The United States capped the big night with a lopsided victory in the men's 800 freestyle relay, featuring Ryan Lochte (Daytona Beach, Fla.); Bryan Goldberg (Hollywood, Fla.); Jeff Lee (Muncie, Ind.) and Dan Ketchum (Cincinnati). They set a games record of 7:18.93.
''We're really pleased because that time would have been competitive at the last Olympics,'' said Ketchum, who won a silver medal in the 200 freestyle the previous night.
Ariel Pestano singled in the go-ahead run in the seventh inning, then homered in the ninth as Cuba continued its domination of baseball. Jered Weaver took his first loss of the summer and had his streak of scoreless innings end at 45 2-3.
The Cuban players stormed out of their dugout to mob their teammates after the final out, while the dejected Americans could do nothing but watch the celebrations.
''This is our gift to the Cuban people for all their support and inspiration they've given us since we've been here,'' Pestano said. ''Viva Cuba!''
The Cubans dedicated the win to Cuban president Fidel Castro as an early birthday present. He turns 77 on Wednesday.
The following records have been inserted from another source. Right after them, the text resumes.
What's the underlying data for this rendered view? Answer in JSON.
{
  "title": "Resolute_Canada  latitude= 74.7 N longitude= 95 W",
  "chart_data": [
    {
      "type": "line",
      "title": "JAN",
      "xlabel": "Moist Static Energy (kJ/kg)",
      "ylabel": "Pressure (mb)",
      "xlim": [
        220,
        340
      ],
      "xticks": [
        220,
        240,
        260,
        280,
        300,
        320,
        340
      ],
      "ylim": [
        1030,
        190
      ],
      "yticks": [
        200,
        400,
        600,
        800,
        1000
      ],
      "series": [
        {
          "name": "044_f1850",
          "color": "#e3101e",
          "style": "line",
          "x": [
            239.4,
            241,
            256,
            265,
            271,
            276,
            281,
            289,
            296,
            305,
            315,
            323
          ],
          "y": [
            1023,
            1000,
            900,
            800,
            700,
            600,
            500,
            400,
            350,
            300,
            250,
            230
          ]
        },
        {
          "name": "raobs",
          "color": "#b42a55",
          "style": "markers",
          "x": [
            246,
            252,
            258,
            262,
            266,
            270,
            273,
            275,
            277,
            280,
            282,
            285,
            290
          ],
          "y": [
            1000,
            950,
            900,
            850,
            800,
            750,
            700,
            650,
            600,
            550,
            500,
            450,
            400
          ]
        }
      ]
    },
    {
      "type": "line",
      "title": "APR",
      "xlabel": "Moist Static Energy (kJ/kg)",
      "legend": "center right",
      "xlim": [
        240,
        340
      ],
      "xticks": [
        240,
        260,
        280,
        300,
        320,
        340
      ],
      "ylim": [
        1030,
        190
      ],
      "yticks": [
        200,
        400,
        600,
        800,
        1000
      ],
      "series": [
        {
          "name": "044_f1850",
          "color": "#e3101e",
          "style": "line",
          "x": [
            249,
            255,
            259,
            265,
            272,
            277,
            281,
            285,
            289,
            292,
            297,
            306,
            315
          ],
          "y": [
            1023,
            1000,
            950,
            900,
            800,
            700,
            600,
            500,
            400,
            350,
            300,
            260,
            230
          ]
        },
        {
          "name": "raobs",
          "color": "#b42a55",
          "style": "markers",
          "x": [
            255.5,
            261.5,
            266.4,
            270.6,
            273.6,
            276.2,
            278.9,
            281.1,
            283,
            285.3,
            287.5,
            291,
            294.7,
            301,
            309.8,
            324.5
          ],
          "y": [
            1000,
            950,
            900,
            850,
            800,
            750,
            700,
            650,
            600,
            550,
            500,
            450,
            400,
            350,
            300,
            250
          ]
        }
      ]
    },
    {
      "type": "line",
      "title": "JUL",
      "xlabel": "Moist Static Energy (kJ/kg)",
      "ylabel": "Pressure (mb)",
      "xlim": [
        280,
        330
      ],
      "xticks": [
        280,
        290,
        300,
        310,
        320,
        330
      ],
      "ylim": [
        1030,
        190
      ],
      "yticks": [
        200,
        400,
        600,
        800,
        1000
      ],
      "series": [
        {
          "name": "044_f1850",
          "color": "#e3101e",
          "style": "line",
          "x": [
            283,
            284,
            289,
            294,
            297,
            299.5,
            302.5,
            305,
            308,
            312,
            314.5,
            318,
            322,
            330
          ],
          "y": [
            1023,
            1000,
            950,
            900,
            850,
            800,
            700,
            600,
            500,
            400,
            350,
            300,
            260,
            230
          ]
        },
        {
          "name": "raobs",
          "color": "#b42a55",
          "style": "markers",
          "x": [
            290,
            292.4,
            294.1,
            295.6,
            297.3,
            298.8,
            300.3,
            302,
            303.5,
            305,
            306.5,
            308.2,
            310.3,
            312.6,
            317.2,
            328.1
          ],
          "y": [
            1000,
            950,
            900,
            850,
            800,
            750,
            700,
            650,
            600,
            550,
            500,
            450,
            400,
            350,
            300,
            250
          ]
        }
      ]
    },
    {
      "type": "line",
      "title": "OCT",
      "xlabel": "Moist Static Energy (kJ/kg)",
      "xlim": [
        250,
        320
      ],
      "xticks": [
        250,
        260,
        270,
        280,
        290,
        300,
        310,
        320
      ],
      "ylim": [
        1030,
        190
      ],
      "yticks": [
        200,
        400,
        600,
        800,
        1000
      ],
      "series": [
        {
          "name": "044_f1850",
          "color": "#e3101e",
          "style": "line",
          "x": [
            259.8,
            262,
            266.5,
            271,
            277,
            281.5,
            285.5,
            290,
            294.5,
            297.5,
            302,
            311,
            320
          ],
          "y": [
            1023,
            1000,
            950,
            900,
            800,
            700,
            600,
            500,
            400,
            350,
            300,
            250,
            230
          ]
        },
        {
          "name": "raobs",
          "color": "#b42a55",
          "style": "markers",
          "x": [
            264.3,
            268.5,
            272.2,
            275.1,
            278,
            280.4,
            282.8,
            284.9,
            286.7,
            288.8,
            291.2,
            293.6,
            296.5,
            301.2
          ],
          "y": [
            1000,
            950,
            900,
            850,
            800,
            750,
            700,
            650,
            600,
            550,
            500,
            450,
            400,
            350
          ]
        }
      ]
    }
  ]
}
Americans went 3-2 in boxing.
Welterweight Juan McPherson (Cleveland) won his bout when Mexico's Alfredo Angulo Lopez retired. Heavyweight Devin Vargas (Toledo, Ohio) went down early, trailed 10-6 after one round, but came back in the following three rounds before stopping Brazil's Alexsandro Cardoso.
Super heavyweight Jason Estrada (Providence, R.I.) beat Sebastian Ceballo of Argentina, 26-8.
Flyweight Raul Martinez (San Antonio) lost to Juan Carlos Payano of the Dominican Republic. Martinez held a 2-1 lead after one round, and the bout stayed close until the end, when Payano landed two punches for an 18-17 victory.
Light welterweight Lamont Peterson (Washington D.C.) was easily beaten by Patriz Lopez of Venezuela, 23-8.
Tara Nott (Stillwell, Kan.) won gold in the 48-kilogram class. A former soccer player and gymnast, she won a gold medal in the Sydney Games in weightlifting, the first time the sport was held at the Olympics.
A gold in modern pentathlon for winner Vaho Iagorashvili (San Antonio) qualified him for the Athens Olympics.
The U.S. women were beaten by Uruguay 35-21 for the handball bronze medal.